1.1 A…………, SA, identificada nos autos, recorreu para o Tribunal Central Administrativo Norte da sentença proferida no Tribunal Administrativo e Fiscal do Porto, que julgou improcedente a impugnação judicial respeitante a Imposto Municipal sobre Imóveis (IMI), dos anos de 2003 a 2006.

1.2. A Recorrente conclui da seguinte forma as suas alegações de recurso:
"1. Salvo o devido respeito, não pode o Recorrente concordar com o teor da decisão sob recurso, pois que, a mesma se afasta do melhor enquadramento jurídico dos pressupostos fácticos sobre que assenta.
2. Ao abrigo ao referido DL n.º 330/2000 a propriedade do terrapleno adjacente ao cais de Gaia foi transmitida, independentemente de quaisquer outras formalidades, para a propriedade da Gaia Polis.
3. Nos termos do n.º 1 do art. 8.º CIMI a obrigatoriedade de pagamento de IMI incide, em primeira linha, sobre o proprietário do prédio, o qual nos termos dos diplomas legais em cima mencionados se encontra identificado.
4. Conforme se alcança do teor dos documentos juntos pela Impugnada, com a contestação, sob o doc. n.º 1, a Recorrente foi tributada em sede de IMI, no âmbito das liquidações aqui discutidas, na qualidade de proprietária das referidas frações, o que como vimos, não corresponde à realidade e consubstancia um erro sobre os pressupostos de facto e de direito da liquidação que não mereceu qualquer valoração por parte do Tribunal a quo.
5. A douta sentença a quo decide-se pela legalidade do imposto pelo facto de, no seu entendimento, a Recorrente deter um direito de superfície sobre o prédio. O direito de superfície, no entanto, é definido no Código Civil como um direito real menor, por oposição ao direito de propriedade, pois da definição legal resulta que o direito de superfície é um direito que incide sobre o solo ou a superfície de um prédio, pressupondo que um terceiro tem a propriedade sobre o referido solo ou prédio.
6. A decisão que determinou a legalidade das liquidações aqui discutidas não se pode manter, porquanto a Recorrente, em relação à tributação do prédio aqui descrito, não é sujeito passivo de IMI, na qualidade de proprietária.
7. A decisão sob recurso, na parte em que decide que é a Recorrente o sujeito passivo do imposto aqui discutido, exonerando a entidade gestora e proprietária do pagamento do imposto que incide sobre um prédio de que é proprietária e sobre o qual, por via contratual acautelou a obtenção de um substancial proveito económico é ofensivo do princípio da capacidade contributiva, previsto no art. 104.º da CRP, fazendo, nesta medida, a sentença a quo uma incorreta aplicação da referida norma constitucional.
8. No caso, a sentença sob recurso valida a tributação sobre uma entidade que não detém capacidade contributiva, pois não detém a propriedade do prédio e, com esta decisão, exonera do pagamento do respetivo imposto a sua proprietária que, dele retira os respetivos rendimentos e, nesta medida, detém a necessária capacidade contributiva para o pagamento do imposto.
9. O IMI, nos termos do art. 8.º do CIMI, é devido pelo proprietário, usufrutuário ou superficiário do prédio, não sendo aqui incluídos outros titulares de direitos reais.
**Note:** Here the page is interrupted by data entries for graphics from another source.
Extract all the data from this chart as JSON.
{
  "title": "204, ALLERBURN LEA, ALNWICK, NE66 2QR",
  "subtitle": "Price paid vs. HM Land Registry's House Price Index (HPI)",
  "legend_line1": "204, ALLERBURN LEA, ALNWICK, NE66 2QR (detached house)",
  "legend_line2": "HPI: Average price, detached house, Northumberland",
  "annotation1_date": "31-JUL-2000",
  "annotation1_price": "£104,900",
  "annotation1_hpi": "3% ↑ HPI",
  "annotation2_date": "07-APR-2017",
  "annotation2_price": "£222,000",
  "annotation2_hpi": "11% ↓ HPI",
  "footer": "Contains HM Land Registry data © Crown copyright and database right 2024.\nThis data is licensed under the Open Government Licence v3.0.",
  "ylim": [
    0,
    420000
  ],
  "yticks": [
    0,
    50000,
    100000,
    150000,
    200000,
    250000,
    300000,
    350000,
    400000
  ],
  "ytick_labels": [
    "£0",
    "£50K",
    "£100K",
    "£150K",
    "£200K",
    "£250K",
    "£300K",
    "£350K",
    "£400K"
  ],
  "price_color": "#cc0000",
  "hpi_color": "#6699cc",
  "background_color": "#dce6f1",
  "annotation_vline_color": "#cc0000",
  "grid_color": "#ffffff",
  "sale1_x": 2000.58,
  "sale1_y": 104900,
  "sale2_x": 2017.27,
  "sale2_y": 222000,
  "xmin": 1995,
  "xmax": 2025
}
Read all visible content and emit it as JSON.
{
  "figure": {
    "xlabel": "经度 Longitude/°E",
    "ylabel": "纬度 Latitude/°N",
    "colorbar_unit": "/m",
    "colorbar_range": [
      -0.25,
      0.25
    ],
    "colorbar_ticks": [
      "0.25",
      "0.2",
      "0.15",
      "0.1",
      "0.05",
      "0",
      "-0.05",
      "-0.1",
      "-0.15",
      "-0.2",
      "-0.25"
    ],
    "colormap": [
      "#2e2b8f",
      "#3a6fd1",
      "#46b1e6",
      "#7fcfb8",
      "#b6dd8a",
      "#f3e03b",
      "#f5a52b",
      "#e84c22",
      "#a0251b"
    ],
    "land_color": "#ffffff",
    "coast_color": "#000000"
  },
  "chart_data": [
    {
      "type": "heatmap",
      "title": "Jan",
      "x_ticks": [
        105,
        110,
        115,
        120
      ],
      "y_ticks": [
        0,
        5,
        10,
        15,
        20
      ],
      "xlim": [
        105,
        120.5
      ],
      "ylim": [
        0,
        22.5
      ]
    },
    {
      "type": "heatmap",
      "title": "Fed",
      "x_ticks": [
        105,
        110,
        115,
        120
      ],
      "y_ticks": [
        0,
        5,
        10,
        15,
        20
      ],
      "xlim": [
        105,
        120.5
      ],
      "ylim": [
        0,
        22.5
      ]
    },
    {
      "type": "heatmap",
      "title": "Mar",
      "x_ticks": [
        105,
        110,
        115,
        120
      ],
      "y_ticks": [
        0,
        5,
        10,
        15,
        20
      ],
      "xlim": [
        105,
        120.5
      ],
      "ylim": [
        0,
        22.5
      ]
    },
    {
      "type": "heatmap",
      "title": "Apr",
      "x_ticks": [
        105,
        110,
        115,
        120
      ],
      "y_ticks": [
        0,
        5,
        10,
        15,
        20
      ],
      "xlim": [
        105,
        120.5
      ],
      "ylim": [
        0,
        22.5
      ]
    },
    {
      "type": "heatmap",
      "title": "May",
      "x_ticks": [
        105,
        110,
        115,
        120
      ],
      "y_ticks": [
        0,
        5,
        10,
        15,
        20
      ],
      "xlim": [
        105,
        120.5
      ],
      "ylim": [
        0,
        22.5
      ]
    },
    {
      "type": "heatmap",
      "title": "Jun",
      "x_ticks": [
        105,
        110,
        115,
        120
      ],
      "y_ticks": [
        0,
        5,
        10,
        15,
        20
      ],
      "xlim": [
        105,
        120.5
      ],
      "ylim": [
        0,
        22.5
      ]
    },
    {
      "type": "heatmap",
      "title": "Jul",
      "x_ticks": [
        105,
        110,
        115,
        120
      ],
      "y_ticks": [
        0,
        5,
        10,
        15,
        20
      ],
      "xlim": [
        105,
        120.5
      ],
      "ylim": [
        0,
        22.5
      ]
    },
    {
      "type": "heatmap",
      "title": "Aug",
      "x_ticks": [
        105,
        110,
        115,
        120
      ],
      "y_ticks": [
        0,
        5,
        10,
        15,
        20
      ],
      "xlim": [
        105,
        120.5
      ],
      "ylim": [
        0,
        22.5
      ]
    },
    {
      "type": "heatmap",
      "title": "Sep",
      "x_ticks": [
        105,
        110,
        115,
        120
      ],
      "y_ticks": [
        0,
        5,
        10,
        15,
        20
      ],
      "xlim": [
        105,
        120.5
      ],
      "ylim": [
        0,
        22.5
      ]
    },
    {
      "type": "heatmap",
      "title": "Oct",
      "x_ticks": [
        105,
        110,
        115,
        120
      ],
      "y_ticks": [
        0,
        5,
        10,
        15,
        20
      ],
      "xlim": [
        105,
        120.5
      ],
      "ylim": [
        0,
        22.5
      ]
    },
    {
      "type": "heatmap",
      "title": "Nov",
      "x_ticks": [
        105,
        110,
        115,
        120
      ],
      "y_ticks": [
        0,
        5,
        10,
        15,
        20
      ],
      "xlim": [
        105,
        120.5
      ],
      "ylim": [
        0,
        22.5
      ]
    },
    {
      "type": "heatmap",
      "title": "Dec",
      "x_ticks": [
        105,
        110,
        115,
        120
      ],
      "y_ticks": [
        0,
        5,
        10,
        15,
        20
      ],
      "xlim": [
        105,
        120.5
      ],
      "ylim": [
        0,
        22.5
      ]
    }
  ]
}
Não tendo o legislador incluído outros direitos reais na norma constante do artigo 8.º do CIMI, resulta claro que o mesmo pretendeu construir uma previsão taxativa ao nível da incidência subjetiva, ficando assim afastada a possibilidade de incidência subjetiva da tributação aqui discutida.
10. Sobre os bens do domínio público, como era o caso à data da concessão, apenas pode haver lugar a aquisição de direitos de uso privativo através de concessão ou licença. Direitos esses que não podem ser qualificados como de natureza real, seja de propriedade, usufruto ou superfície.
11. Sem prescindir, os bens do domínio público não podem considerar-se abrangidos pela definição de prédio constante do artigo 2.º do CIMI, pois são bens excluídos do comércio jurídico e não têm valor económico e, portanto, não podem ser incluídos no respetivo âmbito de tributação.
12. Nesta medida, a decisão sob recurso, na parte em que determina a obrigatoriedade do imposto aqui discutido, para o qual a respetiva incidência não está prevista no CIMI, viola o princípio da legalidade fiscal, previsto no artigo 103.º n.º 2 da CRP.
13. Assim, a douta decisão impugnada não pode manter-se, pois violou as normas legais supra citadas.
TERMOS EM QUE, revogando a douta decisão impugnada, farão Vossas Excelências inteira e sã JUSTIÇA."

1.3. Não foram apresentadas contra-alegações.

1.4. O Juiz Desembargador Relator declarou a incompetência em razão da hierarquia do Tribunal Central Administrativo Norte para conhecer do recurso e a competência deste Supremo Tribunal Administrativo para o efeito.

1.5. Remetidos os autos a este Tribunal o excelentíssimo Procurador-Geral Adjunto emitiu douto parecer no sentido de ser negado provimento ao recurso.

2. Fundamentação de facto

Remete-se para os termos da decisão da 1.ª instância que decidiu a matéria de facto (artigo 663.°, n.º 6, ex vi do artigo 679.°, ambos do Código de Processo Civil).

3. Fundamentação de Direito
3.1. A questão que se coloca no presente recurso é saber se sentença recorrida padece de erro de julgamento por entender que a Recorrente é sujeito passivo de IMI relativamente aos edifícios que, enquanto concessionária de um terreno do domínio público hídrico, nele implantou.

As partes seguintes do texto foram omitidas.